A review by stevienlcf
Daddy Love by Joyce Carol Oates

4.0

“Daddy Love”is a wrenching novel that opens in 2006 with the abduction of five-year-old Robbie Whitcomb in a suburban mall parking lot. As the opening chapter repeats the traumatic event with added detail, we learn that Robbie’s young mother, Dinah, managed to grab hold of the van carrying her son and was dragged beneath it across the pavement for 50 feet before her body was released and she was left broken and with life-threatening injuries. Oates then shifts our attention to Robbie’s abductor, who refers to himself as Daddy Love, an itinerant preacher and a sexual predator who hunts for young boys, drugs and imprisons them in a coffin-like structure, and then stashes them in a rural New Jersey farmhouse where he allows them some freedoms after he has destroyed their free will.

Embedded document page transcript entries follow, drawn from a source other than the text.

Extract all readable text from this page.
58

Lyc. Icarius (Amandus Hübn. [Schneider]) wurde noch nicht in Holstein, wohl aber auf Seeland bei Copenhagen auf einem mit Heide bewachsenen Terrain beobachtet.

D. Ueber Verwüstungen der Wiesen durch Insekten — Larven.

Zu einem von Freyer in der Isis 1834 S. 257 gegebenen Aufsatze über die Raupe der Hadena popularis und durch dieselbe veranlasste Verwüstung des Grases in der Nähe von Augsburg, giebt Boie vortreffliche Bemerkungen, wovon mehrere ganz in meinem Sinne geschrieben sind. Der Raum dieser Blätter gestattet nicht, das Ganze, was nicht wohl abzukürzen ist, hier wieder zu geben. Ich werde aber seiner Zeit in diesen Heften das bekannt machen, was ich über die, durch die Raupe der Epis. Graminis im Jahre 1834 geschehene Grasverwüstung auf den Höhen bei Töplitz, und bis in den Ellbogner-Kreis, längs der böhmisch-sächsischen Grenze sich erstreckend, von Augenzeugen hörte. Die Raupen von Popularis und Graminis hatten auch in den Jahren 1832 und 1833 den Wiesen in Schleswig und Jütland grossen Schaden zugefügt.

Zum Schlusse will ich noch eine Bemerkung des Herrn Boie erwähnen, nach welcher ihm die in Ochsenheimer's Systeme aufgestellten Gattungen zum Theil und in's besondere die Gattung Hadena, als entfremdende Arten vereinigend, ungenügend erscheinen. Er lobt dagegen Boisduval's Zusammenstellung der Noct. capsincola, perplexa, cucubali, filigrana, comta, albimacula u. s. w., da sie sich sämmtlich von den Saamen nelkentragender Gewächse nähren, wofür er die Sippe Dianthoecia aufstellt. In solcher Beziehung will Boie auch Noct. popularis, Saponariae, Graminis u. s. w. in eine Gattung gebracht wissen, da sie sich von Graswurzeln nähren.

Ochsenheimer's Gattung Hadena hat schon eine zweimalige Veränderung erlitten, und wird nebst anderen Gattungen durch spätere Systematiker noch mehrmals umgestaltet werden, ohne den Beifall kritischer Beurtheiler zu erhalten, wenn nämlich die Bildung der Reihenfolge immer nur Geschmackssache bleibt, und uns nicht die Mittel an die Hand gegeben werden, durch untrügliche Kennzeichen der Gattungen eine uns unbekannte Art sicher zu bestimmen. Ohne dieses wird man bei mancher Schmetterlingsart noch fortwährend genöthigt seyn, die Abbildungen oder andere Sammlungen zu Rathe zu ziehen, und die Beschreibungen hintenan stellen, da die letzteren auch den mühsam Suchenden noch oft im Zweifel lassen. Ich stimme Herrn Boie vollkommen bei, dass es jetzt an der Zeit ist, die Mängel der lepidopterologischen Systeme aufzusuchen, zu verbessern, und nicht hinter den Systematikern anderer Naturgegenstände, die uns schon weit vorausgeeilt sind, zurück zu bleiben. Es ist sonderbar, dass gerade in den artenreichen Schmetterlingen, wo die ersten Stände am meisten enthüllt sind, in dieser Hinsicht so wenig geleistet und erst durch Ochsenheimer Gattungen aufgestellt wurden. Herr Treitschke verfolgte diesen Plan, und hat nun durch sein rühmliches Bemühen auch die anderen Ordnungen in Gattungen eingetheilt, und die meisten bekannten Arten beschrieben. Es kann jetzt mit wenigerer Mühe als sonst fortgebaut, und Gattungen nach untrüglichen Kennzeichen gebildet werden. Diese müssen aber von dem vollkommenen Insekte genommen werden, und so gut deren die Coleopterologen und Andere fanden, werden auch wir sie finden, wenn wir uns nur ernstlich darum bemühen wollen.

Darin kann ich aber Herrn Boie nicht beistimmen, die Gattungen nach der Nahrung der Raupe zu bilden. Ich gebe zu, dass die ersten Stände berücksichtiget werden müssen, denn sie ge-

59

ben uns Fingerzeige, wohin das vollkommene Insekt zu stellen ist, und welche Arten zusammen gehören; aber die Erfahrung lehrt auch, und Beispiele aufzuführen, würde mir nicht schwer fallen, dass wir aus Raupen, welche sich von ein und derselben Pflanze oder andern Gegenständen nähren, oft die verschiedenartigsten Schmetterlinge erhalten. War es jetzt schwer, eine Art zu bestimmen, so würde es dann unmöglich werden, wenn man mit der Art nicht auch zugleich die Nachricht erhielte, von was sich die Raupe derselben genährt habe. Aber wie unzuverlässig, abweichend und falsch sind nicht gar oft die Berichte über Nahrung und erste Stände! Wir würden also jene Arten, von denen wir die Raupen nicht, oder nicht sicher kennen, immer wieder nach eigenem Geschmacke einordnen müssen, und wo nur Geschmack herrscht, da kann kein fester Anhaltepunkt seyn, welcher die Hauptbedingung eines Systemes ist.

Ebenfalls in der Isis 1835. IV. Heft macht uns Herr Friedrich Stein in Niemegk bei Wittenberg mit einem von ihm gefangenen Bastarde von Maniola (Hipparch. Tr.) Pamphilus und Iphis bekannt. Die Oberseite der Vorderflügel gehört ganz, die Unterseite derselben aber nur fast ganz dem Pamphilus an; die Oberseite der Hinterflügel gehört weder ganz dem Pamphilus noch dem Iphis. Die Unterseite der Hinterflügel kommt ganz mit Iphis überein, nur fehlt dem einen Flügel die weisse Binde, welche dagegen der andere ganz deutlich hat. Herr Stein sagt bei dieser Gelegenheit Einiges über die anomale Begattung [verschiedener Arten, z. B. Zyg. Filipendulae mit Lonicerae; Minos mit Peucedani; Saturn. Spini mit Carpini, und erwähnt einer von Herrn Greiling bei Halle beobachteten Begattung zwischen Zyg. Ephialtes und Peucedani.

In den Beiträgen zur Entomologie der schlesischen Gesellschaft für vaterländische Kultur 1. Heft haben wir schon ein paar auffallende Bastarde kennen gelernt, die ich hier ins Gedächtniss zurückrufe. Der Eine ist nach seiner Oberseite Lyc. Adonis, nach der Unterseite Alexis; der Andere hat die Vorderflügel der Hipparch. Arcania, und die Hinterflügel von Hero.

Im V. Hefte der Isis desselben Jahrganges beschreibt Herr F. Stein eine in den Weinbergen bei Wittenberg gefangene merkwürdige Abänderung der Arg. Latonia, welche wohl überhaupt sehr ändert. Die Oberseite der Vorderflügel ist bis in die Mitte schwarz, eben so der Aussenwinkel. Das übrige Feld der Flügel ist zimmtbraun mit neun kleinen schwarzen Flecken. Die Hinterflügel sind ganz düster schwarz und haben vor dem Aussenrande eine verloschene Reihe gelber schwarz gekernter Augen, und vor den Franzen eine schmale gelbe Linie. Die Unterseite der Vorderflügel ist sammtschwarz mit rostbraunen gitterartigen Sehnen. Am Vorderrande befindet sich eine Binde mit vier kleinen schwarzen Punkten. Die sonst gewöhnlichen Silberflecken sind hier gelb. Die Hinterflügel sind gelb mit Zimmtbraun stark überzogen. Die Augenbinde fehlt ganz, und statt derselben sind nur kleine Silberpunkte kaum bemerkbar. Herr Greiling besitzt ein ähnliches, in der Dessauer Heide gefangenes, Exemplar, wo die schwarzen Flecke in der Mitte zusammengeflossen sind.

What is most extraordinary about this charismatic monster is that he is able to adapt an “ordinary guy” persona, Chet Cash, and move effortlessly amongst the denizens of his rural community, selling his macrame creations (which were actually made by Robbie) to admiring boutique owners, and chatting with other “fathers” about sports and construction. As the years pass, we learn how the once “bright chattery, happy child,” and his parents, whose marriage is impacted by this tragedy, cope with unspeakable physical and psychological pain. Perhaps most harrowing in this disturbing book is the question of whether rescue and salvation are even possible for Robbie.